No habrá revolución…
Iniciemos en 1962, cuando se perfilaba Gustavo Díaz Ordaz como Presidente. Entonces circuló la que consideramos una de las mejores revistas de política y cultura, Política, que dirigía Manuel Marcué Pardiñas. De izquierda, publicó en el entorno difícil de la censura.
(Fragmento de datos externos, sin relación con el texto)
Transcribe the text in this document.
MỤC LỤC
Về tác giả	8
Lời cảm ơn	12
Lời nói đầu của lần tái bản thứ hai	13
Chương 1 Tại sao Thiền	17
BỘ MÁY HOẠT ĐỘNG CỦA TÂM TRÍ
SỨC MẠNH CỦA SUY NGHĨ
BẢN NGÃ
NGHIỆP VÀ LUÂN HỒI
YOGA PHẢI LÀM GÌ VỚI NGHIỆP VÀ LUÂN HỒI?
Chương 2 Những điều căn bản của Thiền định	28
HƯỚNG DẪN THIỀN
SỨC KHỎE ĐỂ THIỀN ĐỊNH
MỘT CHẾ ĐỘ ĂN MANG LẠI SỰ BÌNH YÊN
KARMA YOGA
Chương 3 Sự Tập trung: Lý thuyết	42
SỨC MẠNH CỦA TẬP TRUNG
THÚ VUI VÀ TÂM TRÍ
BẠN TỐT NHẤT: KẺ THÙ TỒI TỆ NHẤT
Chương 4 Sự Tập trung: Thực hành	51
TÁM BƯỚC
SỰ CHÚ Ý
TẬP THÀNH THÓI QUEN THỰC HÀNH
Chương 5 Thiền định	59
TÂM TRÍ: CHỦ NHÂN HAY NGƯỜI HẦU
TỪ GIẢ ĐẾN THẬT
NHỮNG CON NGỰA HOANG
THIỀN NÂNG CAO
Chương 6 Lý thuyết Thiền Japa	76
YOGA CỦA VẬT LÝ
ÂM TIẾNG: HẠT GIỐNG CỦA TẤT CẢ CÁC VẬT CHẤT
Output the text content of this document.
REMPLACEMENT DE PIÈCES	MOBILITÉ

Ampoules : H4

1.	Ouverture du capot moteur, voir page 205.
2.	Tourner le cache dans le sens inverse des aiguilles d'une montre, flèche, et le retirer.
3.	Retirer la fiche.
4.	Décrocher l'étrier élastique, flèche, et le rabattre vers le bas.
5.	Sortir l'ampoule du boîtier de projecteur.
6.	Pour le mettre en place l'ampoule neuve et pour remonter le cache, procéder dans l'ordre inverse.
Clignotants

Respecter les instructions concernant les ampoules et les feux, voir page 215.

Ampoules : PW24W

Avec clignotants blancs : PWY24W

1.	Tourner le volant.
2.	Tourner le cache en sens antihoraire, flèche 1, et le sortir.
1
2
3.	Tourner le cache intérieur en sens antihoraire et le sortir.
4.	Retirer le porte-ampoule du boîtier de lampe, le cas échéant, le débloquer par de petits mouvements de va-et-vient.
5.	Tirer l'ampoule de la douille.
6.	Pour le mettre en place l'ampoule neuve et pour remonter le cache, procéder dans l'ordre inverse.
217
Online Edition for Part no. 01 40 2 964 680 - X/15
Escribían Renato Leduc, David Alfaro Siqueiros y Salvador Novo, entre otros. Aquel esfuerzo editorial se expresó por elecciones libres, en favor de otras opciones a las del partido único y en defensa de la paz en medio de lo que entonces se llamó la guerra fría.
En 1972, aún había censura aunque no tan férrea. Ahí está Los Supermachos, del caricaturista Eduardo del Río García, Rius, a quien apenas cinco años atrás el gobierno le había impedido la circulación de la revista y al mismo Rius metido a la cárcel luego del movimiento del 68. La historieta es una oferta emblemática de la izquierda, forma fresca de cuestionar lo establecido aunque también con expresiones autoritarias. Los Supermachos consideraban al homosexualismo como enfermedad o signo de crisis del capitalismo.
La carne es débil
No todo era política en el mundo editorial, al contrario. Ahí está por ejemplo El caballo del diablo, que cada miércoles contaba historias espeluznantes con la imagen sicalíptica de la mujer desvalida que sucumbe, casi siempre, al deseo del otro dominado por el pingo. Y para el solaz también está la ya para entonces vieja Ja-Ja, un espacio para chistes simplones. Aquí vemos muy joven y “apetitosa”, como se decía entonces, a la extraordinaria actriz Regina Torné (y en interiores espléndida a Sasha Montenegro).
Vampirella
En el mundo del cómic de hace treinta años y en la moda de las voluptuosas guerreras de la fantasía destaca Vampirella. También en el entorno fantástico de las mujeres bellas está Caballero, además de ser vehículo para las urgencias de la piel, ofrece el pretexto ideal para ojearla gracias a Gabriel García Márquez, Carlos Fuentes y Norman Mailer, entre otros.
Heroínas
Gestas épicas, narrativas de misterio y horror, humor, ciencia ficción, mujeres bellas y heroicas son algunas de las coordenadas dominantes de la época. Con el tiempo la oferta se diversificaría más. Hace 25 años, por ejemplo, hubo la extraordinaria colección de Vid sobre ilustres personajes como Cleopatra. Ya que hablamos de mujeres talentosas y guardando las debidas proporciones, cómo no recordar la fama que hace 20 años tenía la señora Borola. La historia surgió mucho antes, de la mano de Paquito, pero rescatamos ese lapso porque fue cuando Gabriel Vargas hizo de la historieta una empresa redituable.
¿Y usted de cuáles otras se acuerda?